I entered long Aussie-dollar at $0.9190 on 11 August, expecting stabilisation in Chinese economic growth expectations to drive improvement in the Reserve Bank of Australia policy outlook, sparking a rebound. The recovery materialised as expected, with the trade meeting its initial objective at $0.9640. The Aussie may extend gains this week amid bets that October’s US budget fiasco will delay the Fed’s tapering of QE. I will remain long, moving my stop-loss to break-even.
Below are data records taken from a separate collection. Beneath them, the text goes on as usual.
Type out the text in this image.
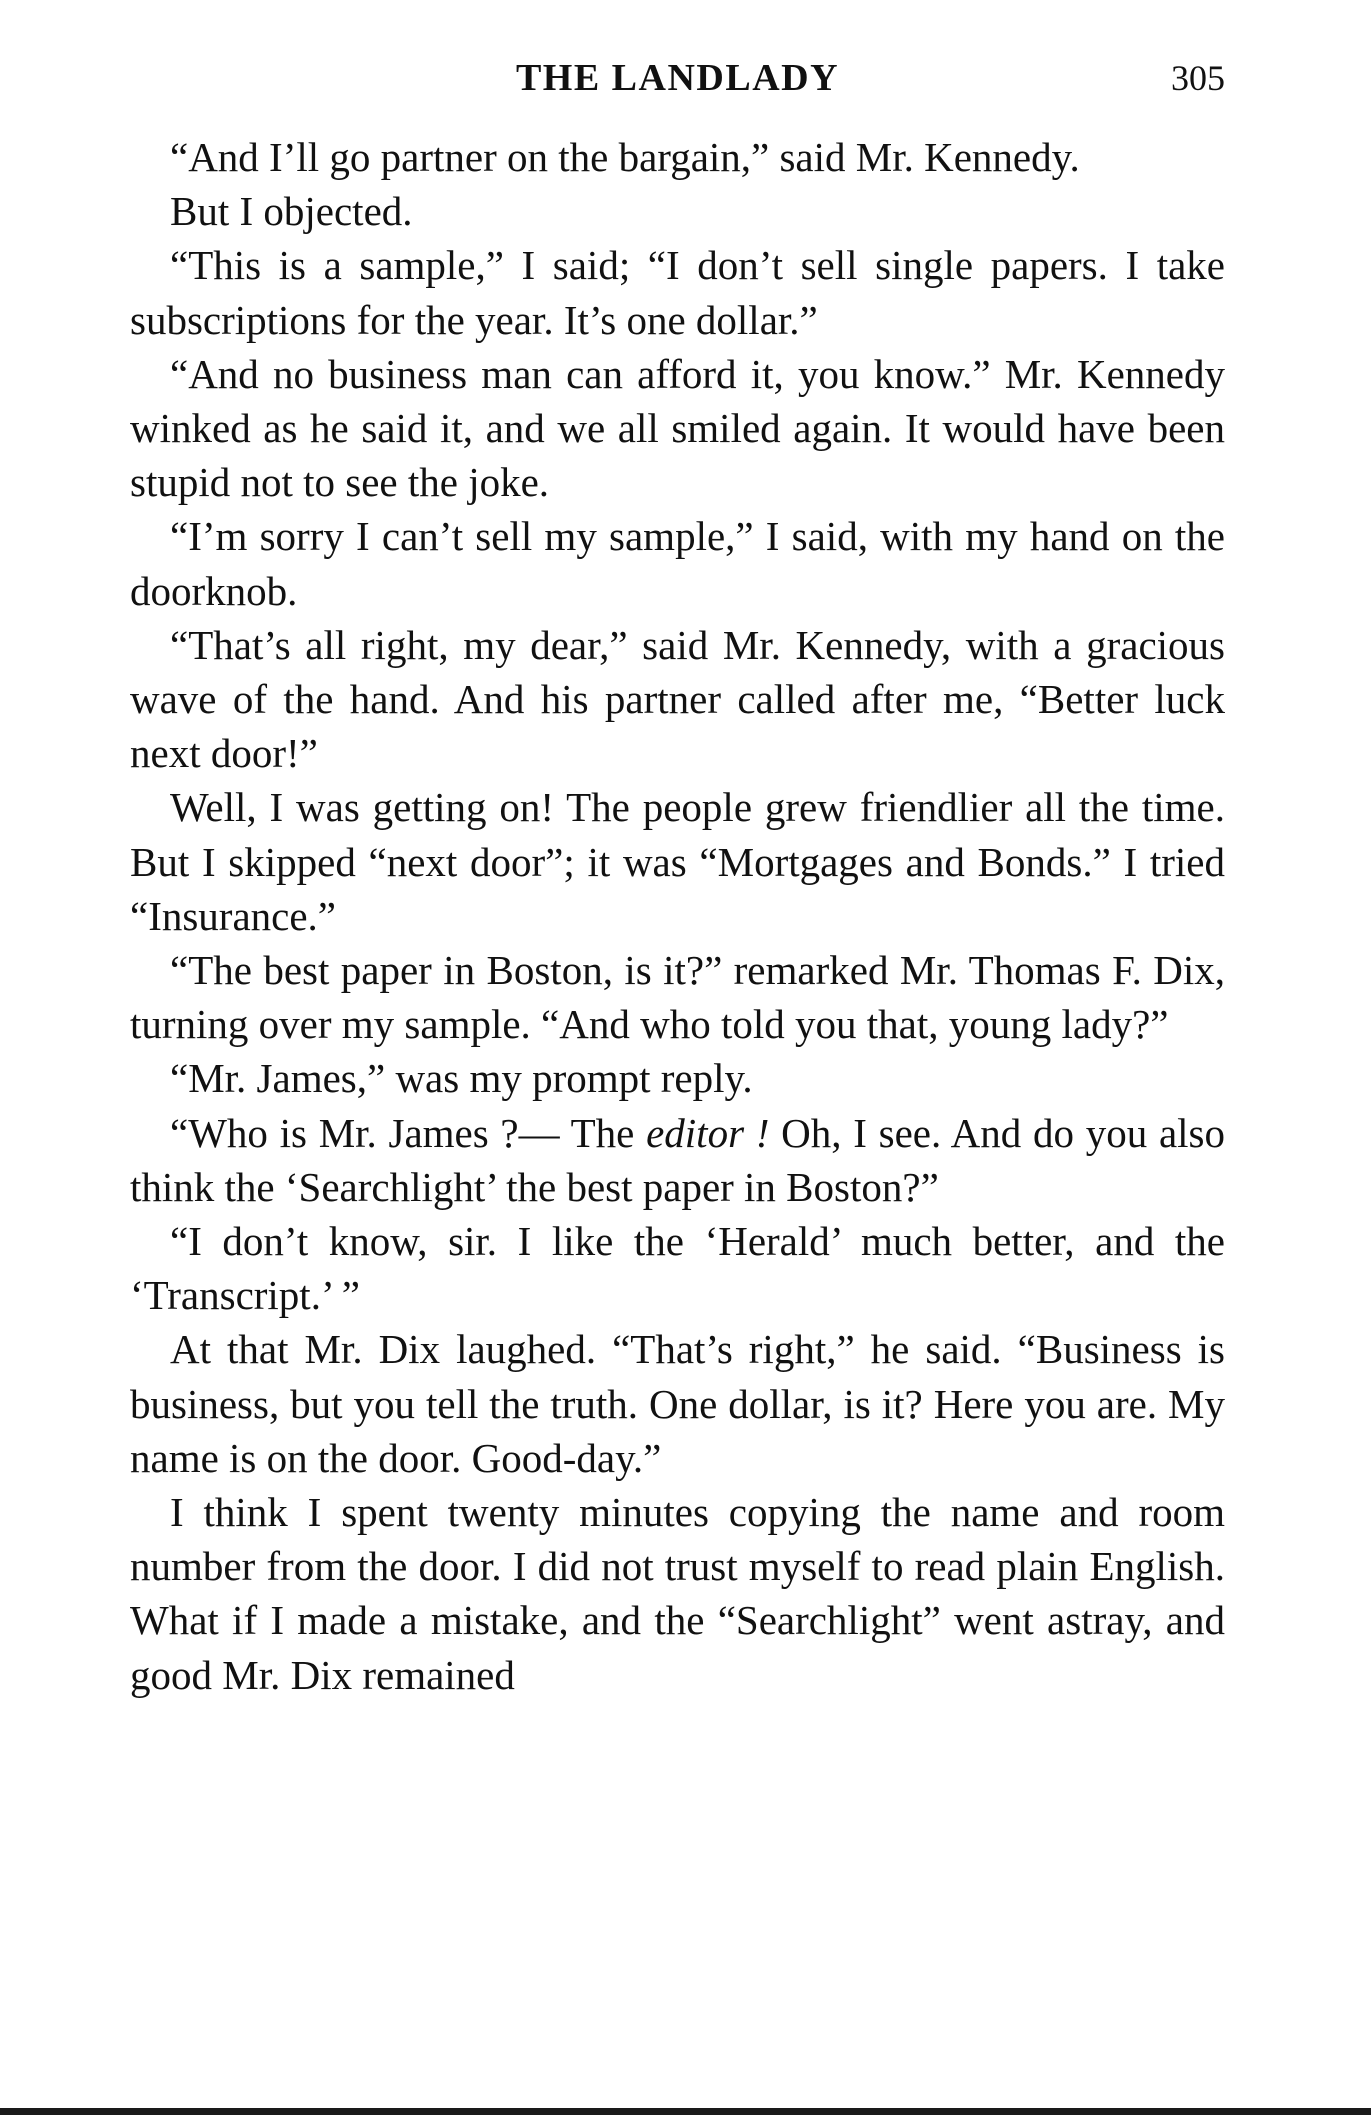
THE LANDLADY	305

“And I’ll go partner on the bargain,” said Mr. Kennedy.

But I objected.

“This is a sample,” I said; “I don’t sell single papers. I take subscriptions for the year. It’s one dollar.”

“And no business man can afford it, you know.” Mr. Kennedy winked as he said it, and we all smiled again. It would have been stupid not to see the joke.

“I’m sorry I can’t sell my sample,” I said, with my hand on the doorknob.

“That’s all right, my dear,” said Mr. Kennedy, with a gracious wave of the hand. And his partner called after me, “Better luck next door!”

Well, I was getting on! The people grew friendlier all the time. But I skipped “next door”; it was “Mortgages and Bonds.” I tried “Insurance.”

“The best paper in Boston, is it?” remarked Mr. Thomas F. Dix, turning over my sample. “And who told you that, young lady?”

“Mr. James,” was my prompt reply.

“Who is Mr. James ?— The editor ! Oh, I see. And do you also think the ‘Searchlight’ the best paper in Boston?”

“I don’t know, sir. I like the ‘Herald’ much better, and the ‘Transcript.’ ”

At that Mr. Dix laughed. “That’s right,” he said. “Business is business, but you tell the truth. One dollar, is it? Here you are. My name is on the door. Good-day.”

I think I spent twenty minutes copying the name and room number from the door. I did not trust myself to read plain English. What if I made a mistake, and the “Searchlight” went astray, and good Mr. Dix remained
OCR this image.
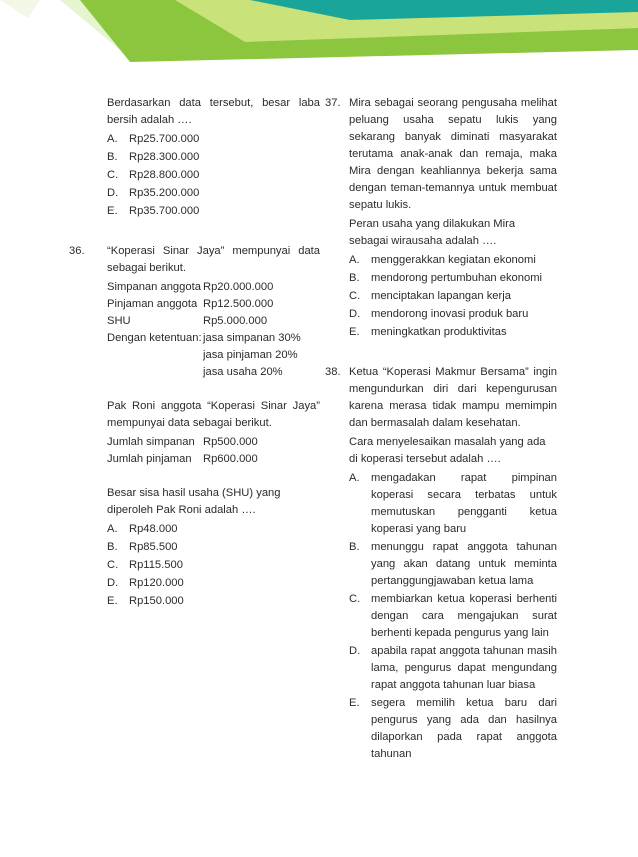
Berdasarkan data tersebut, besar laba bersih adalah ….

A. Rp25.700.000
B. Rp28.300.000
C. Rp28.800.000
D. Rp35.200.000
E. Rp35.700.000
36. “Koperasi Sinar Jaya” mempunyai data sebagai berikut.

Simpanan anggota Rp20.000.000
Pinjaman anggota Rp12.500.000
SHU	Rp5.000.000
Dengan ketentuan: jasa simpanan 30%
jasa pinjaman 20%
jasa usaha 20%

Pak Roni anggota “Koperasi Sinar Jaya” mempunyai data sebagai berikut.

Jumlah simpanan Rp500.000
Jumlah pinjaman	Rp600.000

Besar sisa hasil usaha (SHU) yang diperoleh Pak Roni adalah ….

A. Rp48.000
B. Rp85.500
C. Rp115.500
D. Rp120.000
E. Rp150.000
37. Mira sebagai seorang pengusaha melihat peluang usaha sepatu lukis yang sekarang banyak diminati masyarakat terutama anak-anak dan remaja, maka Mira dengan keahliannya bekerja sama dengan teman-temannya untuk membuat sepatu lukis.

Peran usaha yang dilakukan Mira sebagai wirausaha adalah ….

A. menggerakkan kegiatan ekonomi
B. mendorong pertumbuhan ekonomi
C. menciptakan lapangan kerja
D. mendorong inovasi produk baru
E. meningkatkan produktivitas
38. Ketua “Koperasi Makmur Bersama” ingin mengundurkan diri dari kepengurusan karena merasa tidak mampu memimpin dan bermasalah dalam kesehatan.

Cara menyelesaikan masalah yang ada di koperasi tersebut adalah ….

A. mengadakan rapat pimpinan koperasi secara terbatas untuk memutuskan pengganti ketua koperasi yang baru
B. menunggu rapat anggota tahunan yang akan datang untuk meminta pertanggungjawaban ketua lama
C. membiarkan ketua koperasi berhenti dengan cara mengajukan surat berhenti kepada pengurus yang lain
D. apabila rapat anggota tahunan masih lama, pengurus dapat mengundang rapat anggota tahunan luar biasa
E. segera memilih ketua baru dari pengurus yang ada dan hasilnya dilaporkan pada rapat anggota tahunan
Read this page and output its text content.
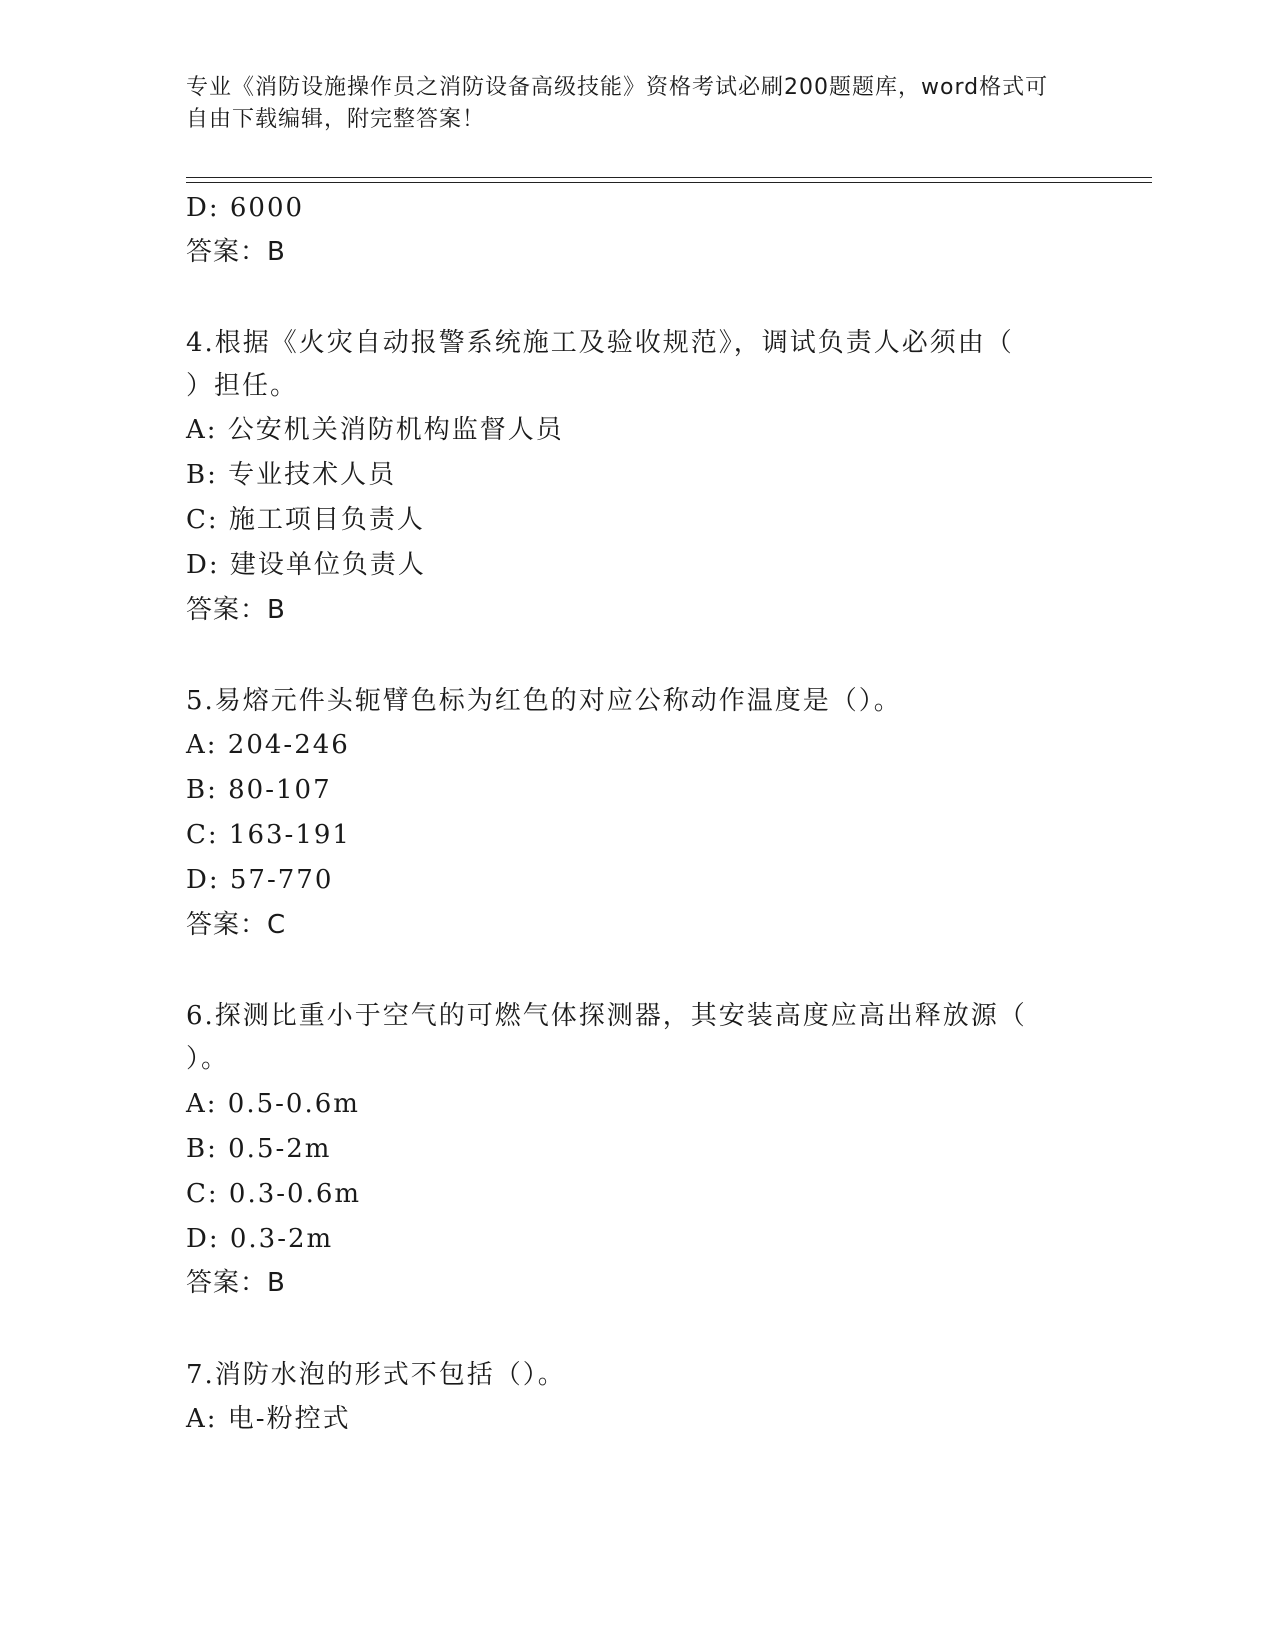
专业《消防设施操作员之消防设备高级技能》资格考试必刷200题题库，word格式可自由下载编辑，附完整答案！
D: 6000
答案：B
4.根据《火灾自动报警系统施工及验收规范》，调试负责人必须由（
）担任。
A: 公安机关消防机构监督人员
B: 专业技术人员
C: 施工项目负责人
D: 建设单位负责人
答案：B
5.易熔元件头轭臂色标为红色的对应公称动作温度是（）。
A: 204-246
B: 80-107
C: 163-191
D: 57-770
答案：C
6.探测比重小于空气的可燃气体探测器，其安装高度应高出释放源（
）。
A: 0.5-0.6m
B: 0.5-2m
C: 0.3-0.6m
D: 0.3-2m
答案：B
7.消防水泡的形式不包括（）。
A: 电-粉控式
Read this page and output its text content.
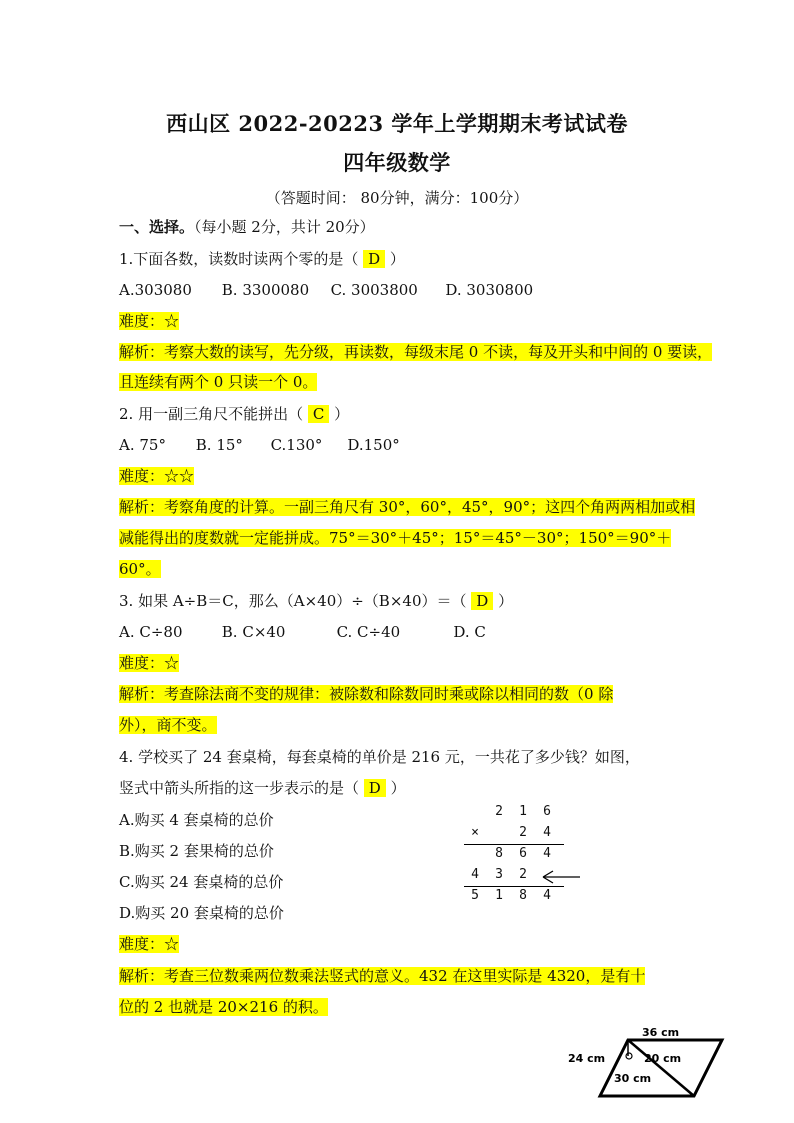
西山区 2022-20223 学年上学期期末考试试卷
四年级数学
（答题时间： 80分钟，满分：100分）
一、选择。（每小题 2分，共计 20分）
1.下面各数，读数时读两个零的是（ D ）
A.303080 B. 3300080 C. 3003800 D. 3030800
难度：☆
解析：考察大数的读写，先分级，再读数，每级末尾 0 不读，每及开头和中间的 0 要读，
且连续有两个 0 只读一个 0。
2. 用一副三角尺不能拼出（ C ）
A. 75° B. 15° C.130° D.150°
难度：☆☆
解析：考察角度的计算。一副三角尺有 30°，60°，45°，90°；这四个角两两相加或相
减能得出的度数就一定能拼成。75°＝30°＋45°；15°＝45°－30°；150°＝90°＋
60°。
3. 如果 A÷B＝C，那么（A×40）÷（B×40）＝（ D ）
A. C÷80	B. C×40	C. C÷40	D. C
难度：☆
解析：考查除法商不变的规律：被除数和除数同时乘或除以相同的数（0 除
外），商不变。
4. 学校买了 24 套桌椅，每套桌椅的单价是 216 元，一共花了多少钱？如图，
竖式中箭头所指的这一步表示的是（ D ）
A.购买 4 套桌椅的总价
B.购买 2 套果椅的总价
C.购买 24 套桌椅的总价
D.购买 20 套桌椅的总价
2 1 6
×	2 4
8 6 4
4 3 2
5 1 8 4
难度：☆
解析：考查三位数乘两位数乘法竖式的意义。432 在这里实际是 4320，是有十
位的 2 也就是 20×216 的积。
36 cm
24 cm	20 cm
30 cm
A weekly close above $0.9714 exposes $0.9919 next.

CHIEF STRATEGIST
JOHN KICKLIGHTER

My pick: Short sterling-dollar, sterling-Aussie, and euro-sterling
Expertise: Fundamental and technical analysis
Average time frame of trades: 1 day to 1 week

Risk trends firmed this past week, but they were still lacking in conviction. This week, I will be watching risk and sterling, given its rate expectations. A risk aversion and retracement in UK rate forecasts would cater to a large sterling-dollar wedge hold if a $1.6100 break confirms. A short sterling and long risk play would be a bearish sterling-Aussie dollar head-and-shoulders break below Au$1.6825. Taking out risk, a euro-sterling reversal below £0.8500 would confirm a 200-day simple moving average hold.